Body Calls for 'Enhanced Monitoring'

APRussian delegation head Kosachyov speaking at the assembly on Tuesday.
STRASBOURG, France — The head of Europe's top human rights organization on Tuesday called for monitoring of both Georgia and Russia following their conflict in August to ensure they live up to promises to uphold democratic values and human rights.

Terry Davis, secretary-general of the Council of Europe, told the body's Parliamentary Assembly there was currently no support among the organization's 47 nations to punish either Russia or Georgia — both members — for going to war.

There have been calls from Georgia and its backers in the organization for Russia's membership to be suspended.

Twenty-four lawmakers in the 636-member Parliamentary Assembly have also filed a motion calling for the review of the credentials of all 18 Russian members. That could result in the suspension of their rights to vote; a vote is expected as early as Wednesday.

Davis said the assembly should back his plan for "special enhanced monitoring" to keep pressure on both Moscow and Tbilisi and ensure that they live up to their promises amid widespread allegations of ethnic cleansing, looting and indiscriminate bombing against civilians during the conflict. "To do nothing would seriously damage the credibility of this organization," he said.

Davis said some 1,700 violations had been lodged by Georgian and Russian citizens with the European Court of Human Rights in the aftermath of the conflict.

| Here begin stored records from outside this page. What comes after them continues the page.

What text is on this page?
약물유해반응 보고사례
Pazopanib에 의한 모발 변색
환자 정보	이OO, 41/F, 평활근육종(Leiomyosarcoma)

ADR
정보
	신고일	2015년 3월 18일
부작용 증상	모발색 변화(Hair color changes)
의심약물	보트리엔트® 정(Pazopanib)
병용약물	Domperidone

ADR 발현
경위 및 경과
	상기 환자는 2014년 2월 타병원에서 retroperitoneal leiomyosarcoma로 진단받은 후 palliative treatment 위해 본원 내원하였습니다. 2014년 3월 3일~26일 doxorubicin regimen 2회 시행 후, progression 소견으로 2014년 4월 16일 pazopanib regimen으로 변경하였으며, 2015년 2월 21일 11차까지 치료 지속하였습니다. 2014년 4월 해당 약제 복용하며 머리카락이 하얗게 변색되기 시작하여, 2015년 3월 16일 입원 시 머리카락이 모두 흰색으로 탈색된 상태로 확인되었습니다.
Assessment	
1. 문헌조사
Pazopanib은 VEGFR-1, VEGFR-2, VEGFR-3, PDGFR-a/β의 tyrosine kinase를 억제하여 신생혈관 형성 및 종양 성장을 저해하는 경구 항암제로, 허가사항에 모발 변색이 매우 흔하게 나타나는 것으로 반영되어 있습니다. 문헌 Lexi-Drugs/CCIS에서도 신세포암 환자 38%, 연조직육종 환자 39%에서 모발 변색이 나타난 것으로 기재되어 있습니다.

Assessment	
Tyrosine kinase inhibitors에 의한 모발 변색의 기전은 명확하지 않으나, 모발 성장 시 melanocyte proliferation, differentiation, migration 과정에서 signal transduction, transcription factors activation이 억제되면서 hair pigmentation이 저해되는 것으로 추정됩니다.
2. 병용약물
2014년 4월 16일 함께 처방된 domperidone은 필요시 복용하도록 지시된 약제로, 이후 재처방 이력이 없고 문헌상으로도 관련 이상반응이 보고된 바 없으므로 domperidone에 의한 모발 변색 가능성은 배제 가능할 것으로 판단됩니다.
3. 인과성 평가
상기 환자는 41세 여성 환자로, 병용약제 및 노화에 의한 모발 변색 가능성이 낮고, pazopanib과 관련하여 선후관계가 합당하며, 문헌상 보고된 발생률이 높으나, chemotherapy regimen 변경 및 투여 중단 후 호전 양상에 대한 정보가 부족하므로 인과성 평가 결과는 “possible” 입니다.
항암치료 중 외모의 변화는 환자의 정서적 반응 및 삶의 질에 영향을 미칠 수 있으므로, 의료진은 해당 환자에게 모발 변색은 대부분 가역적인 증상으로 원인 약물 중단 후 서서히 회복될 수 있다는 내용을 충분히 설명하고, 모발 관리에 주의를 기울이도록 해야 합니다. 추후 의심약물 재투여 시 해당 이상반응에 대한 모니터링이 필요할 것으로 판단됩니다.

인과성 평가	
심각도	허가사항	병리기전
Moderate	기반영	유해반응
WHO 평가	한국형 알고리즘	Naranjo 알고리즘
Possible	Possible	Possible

Thomas Hammarberg, the council's human rights commissioner, said human rights experts needed to be sent to Georgia and its breakaway region of South Ossetia to investigate the allegations.

He said his recent four-day trip to Georgia showed that progress was made to release and exchange people taken into custody, but he urged Russia and Georgia to step up de-mining activities and efforts to help refugees return.

Konstantin Kosachyov, the head of the State Duma's International Affairs Committee and of Russia's delegation to the assembly, said Wednesday that he did not expect the body to reach any definitive evaluation of last month's conflict during this session, Interfax reported.

"I'm convinced that there will be no hurry to reach conclusions right now," Kosachyov told journalists in Strasbourg. "It is important for us to lower the fevered pitch of emotions that arose during the disinformation campaigns of the first days [of the conflict]."